The present invention relates to box type game calls which are utilized by hunters and others to attract wild turkeys and other birds toward the user.
Open boxes in which the tops of a pair of elongated side walls are scraped by a loosely hinged cover to make bird-like sounds have been used for many years. One of the first U.S. patents for such a device was issued Jan. 5, 1897, to Gibson (U.S. Pat. No. 574,534). Gibson recognized that the combination of an upwardly open box with elongated wooden sidewalls and a cover with a transversely curved bottom surface which is loosely hung at one end of the box can be employed to make a turkey-like sound by scraping the cover across the top edges of the sidewalls.

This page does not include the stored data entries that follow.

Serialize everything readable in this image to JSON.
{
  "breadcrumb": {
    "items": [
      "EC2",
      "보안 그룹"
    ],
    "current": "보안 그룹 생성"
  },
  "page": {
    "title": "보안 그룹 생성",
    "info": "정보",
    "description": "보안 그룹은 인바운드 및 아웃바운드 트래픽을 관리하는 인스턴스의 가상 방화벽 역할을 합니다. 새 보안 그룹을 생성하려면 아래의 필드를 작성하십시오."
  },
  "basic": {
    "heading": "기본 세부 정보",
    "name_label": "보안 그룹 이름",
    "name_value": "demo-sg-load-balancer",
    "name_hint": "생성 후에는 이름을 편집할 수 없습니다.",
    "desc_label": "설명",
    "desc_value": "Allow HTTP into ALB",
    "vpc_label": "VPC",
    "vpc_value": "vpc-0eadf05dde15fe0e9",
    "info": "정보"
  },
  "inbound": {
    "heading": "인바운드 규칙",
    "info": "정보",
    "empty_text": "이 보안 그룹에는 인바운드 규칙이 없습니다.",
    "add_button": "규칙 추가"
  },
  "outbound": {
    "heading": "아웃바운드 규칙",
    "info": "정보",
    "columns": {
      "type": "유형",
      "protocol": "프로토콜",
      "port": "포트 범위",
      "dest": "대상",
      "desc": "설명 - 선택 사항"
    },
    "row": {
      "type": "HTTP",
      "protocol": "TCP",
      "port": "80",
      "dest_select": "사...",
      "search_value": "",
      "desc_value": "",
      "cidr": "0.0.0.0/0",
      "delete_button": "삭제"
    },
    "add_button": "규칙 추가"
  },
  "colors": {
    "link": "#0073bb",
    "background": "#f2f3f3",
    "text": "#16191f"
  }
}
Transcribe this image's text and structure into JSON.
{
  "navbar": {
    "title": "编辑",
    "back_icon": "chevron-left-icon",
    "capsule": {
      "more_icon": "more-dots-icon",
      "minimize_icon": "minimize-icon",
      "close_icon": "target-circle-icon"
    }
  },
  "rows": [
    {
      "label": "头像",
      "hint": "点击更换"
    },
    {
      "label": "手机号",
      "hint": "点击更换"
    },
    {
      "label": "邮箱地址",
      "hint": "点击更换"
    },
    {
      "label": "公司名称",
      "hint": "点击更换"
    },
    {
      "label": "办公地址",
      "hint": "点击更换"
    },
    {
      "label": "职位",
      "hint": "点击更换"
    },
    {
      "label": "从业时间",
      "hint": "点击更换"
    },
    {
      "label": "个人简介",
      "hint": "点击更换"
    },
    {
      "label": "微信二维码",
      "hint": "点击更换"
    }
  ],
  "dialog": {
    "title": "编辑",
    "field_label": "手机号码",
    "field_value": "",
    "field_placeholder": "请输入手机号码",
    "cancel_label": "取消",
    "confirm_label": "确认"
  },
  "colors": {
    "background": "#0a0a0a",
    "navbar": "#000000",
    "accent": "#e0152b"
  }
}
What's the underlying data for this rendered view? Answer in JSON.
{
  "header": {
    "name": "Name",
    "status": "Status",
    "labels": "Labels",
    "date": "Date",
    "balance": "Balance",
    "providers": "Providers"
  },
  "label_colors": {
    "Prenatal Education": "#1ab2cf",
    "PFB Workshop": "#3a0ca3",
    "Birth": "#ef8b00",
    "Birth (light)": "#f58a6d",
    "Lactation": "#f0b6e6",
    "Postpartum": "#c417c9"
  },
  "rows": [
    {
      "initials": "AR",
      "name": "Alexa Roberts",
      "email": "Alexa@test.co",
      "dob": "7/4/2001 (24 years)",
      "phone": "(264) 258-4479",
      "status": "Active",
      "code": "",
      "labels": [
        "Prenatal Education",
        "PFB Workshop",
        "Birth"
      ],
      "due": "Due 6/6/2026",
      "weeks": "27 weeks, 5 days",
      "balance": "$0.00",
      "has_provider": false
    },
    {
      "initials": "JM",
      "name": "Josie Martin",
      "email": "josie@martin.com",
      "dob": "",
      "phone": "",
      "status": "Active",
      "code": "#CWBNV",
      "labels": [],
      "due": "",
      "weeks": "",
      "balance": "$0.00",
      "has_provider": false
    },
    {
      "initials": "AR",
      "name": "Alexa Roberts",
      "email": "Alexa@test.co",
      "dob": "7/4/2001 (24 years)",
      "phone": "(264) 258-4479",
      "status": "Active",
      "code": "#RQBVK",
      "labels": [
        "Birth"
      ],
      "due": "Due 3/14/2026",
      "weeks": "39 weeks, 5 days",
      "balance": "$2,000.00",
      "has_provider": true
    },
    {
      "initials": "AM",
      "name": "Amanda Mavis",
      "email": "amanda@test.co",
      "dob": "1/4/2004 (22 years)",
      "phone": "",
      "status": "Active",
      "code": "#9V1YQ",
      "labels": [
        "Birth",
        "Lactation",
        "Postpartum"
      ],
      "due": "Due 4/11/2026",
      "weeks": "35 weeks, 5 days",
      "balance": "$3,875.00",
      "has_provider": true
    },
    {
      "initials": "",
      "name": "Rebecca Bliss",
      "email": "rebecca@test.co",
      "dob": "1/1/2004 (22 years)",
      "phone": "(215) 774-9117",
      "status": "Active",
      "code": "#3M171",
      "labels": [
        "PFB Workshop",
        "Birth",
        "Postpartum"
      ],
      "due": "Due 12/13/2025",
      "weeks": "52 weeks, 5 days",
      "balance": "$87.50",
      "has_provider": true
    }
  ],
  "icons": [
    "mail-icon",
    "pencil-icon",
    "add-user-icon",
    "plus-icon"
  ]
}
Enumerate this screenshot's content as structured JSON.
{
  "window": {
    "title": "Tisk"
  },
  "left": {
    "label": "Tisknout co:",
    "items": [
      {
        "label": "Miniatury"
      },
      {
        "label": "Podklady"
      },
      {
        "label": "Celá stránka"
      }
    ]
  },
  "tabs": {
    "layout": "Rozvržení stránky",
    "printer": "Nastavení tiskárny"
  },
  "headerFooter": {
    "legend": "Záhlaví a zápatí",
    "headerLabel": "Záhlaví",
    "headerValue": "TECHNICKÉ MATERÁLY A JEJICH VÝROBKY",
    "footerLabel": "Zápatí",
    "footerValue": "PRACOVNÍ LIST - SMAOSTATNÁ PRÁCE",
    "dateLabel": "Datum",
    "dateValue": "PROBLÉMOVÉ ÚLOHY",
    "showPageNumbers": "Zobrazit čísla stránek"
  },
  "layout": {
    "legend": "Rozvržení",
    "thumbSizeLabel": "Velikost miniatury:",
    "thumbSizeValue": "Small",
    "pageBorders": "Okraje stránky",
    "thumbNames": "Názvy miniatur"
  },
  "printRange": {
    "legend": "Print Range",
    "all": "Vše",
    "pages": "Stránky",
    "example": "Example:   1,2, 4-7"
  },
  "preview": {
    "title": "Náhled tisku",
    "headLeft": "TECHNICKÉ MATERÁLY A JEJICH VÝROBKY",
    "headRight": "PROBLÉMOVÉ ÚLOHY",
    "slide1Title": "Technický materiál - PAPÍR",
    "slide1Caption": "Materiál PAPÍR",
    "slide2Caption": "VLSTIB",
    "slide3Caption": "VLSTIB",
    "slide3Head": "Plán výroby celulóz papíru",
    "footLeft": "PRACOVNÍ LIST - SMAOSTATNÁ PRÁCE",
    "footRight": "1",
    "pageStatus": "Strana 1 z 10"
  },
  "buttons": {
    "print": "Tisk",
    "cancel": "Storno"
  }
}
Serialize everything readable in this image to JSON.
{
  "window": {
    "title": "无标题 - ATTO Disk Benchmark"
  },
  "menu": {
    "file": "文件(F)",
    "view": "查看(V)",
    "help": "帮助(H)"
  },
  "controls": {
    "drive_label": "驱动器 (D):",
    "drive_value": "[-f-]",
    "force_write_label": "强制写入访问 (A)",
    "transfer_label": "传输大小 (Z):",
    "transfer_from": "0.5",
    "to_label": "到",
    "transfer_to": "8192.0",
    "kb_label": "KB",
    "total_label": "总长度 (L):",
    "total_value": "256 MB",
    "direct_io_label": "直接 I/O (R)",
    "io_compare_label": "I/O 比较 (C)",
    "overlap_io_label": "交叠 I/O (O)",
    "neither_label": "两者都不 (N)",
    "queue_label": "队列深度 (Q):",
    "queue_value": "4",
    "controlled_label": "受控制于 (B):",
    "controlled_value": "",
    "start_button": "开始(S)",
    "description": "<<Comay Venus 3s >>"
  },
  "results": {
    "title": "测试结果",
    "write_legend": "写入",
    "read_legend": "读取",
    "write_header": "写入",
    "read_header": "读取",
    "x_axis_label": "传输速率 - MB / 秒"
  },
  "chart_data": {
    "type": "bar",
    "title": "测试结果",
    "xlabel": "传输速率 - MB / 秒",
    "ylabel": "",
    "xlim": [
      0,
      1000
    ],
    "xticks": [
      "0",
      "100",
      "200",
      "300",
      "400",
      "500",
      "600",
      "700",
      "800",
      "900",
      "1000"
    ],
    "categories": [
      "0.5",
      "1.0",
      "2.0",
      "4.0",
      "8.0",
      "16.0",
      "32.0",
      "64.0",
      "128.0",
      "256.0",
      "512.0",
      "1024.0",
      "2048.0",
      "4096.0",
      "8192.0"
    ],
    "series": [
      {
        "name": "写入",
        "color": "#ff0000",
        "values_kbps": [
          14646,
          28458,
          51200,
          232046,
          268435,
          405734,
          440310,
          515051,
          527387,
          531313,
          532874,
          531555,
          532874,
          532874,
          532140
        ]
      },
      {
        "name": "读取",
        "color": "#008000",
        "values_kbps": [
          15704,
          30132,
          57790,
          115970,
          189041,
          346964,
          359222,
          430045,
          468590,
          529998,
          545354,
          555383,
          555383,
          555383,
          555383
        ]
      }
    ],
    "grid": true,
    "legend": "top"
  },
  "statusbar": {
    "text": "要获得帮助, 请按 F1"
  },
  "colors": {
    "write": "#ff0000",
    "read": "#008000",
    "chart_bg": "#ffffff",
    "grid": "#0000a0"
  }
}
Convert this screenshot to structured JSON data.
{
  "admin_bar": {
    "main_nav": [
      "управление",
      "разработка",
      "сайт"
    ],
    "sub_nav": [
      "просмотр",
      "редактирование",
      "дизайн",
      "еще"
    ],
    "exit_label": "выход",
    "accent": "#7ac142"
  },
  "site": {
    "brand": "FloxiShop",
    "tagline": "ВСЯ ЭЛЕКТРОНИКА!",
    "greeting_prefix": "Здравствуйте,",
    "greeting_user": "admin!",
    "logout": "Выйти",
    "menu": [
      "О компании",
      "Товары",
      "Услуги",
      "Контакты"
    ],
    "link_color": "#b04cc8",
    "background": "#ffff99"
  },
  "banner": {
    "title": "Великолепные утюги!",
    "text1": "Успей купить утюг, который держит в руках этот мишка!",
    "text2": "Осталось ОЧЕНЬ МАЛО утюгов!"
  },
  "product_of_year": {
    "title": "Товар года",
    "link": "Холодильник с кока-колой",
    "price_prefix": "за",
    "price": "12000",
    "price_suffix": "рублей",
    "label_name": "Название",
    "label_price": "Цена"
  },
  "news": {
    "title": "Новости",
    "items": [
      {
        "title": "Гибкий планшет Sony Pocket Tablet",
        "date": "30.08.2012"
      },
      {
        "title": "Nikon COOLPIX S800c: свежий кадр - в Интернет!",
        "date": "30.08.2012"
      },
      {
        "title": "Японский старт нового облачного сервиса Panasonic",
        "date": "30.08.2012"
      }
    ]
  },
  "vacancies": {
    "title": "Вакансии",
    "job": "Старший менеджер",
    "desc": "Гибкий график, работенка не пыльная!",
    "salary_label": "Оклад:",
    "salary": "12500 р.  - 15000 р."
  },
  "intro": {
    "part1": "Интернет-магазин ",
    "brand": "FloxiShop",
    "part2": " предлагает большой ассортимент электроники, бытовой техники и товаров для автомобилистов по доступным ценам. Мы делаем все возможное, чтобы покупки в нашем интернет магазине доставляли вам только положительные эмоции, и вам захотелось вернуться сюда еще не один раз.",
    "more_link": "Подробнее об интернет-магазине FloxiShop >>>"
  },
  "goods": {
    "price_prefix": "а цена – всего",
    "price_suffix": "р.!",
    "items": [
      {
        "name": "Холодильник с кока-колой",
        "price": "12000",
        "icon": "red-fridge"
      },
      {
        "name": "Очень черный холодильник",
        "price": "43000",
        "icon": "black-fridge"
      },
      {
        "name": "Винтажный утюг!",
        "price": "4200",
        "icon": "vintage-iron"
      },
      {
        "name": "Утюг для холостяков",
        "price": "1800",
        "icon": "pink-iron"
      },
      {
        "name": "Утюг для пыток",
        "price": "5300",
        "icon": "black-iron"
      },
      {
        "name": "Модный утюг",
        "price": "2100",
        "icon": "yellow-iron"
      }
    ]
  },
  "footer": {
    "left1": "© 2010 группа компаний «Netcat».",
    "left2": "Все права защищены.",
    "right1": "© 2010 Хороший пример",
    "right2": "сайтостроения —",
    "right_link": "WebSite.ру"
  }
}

The sound produced by Gibson's device lacked the quality to fool many tom turkeys, however, Fleener (U.S. Pat. No. 2,511,403) modified Gibson's invention by tapering the sidewalls longitudinally and tilting them inward slightly. Unfortunately, this modification yielded a noise that is similar to the call produced vocally by a goose and was of little use to turkey hunters.
Subsequent attempts to achieve realistic sounds in game calls were made by Lee in U.S. Pat. No. 4,343,108 and by Moss in U.S. Pat. No. 4,422,262. Lee offered a combination having an upwardly open, elongated wooden box and an actuator top attached thereto in which the box is divided longitudinally into two laterally opposed sound chambers by a common sidewall or sound board. The presence of a third sidewall in Lee's call allows one to vary the sounds which can be generated with it by repositioning a screw about which the actuator top is pivoted; the pivot determines which of the three sidewalls is struck as the actuator top is being moved across the open box.
Moss'device is similar to Lee's, but the common sidewall has a greater span vertically than the two outer sidewalls and is tilted relative to them. When the third sidewall is set in motion by the actuator top, a sound of a different pitch is made when the remaining two sidewalls are struck.
Nevertheless, each of the game calls in the cited prior art is only capable of making sounds which are analogous to those made by the vocal chords. The inventors of these calls failed to realize that distinctive voice sounds are made not only by the vocal chords but also are the products of resonance chambers such as are typically found within the nose and throat of vocal creatures. Specifically, the improvements made by Lee and by Moss in adding a third sidewall or sound board were comparable to increasing the number of vocal chords. The need to give a game call a more realistic sound by providing a resonance chamber which is distinct from the sound box containing the sound boards was not recognized, and hence resonance for a wide range of tones which is required to approximate closely the actual sounds made by a turkey was not possible. As a consequence, the turkey calls in the prior art, although workable, failed to bring in many of the birds that would have been attracted if the sound had been closer to that made by the game itself.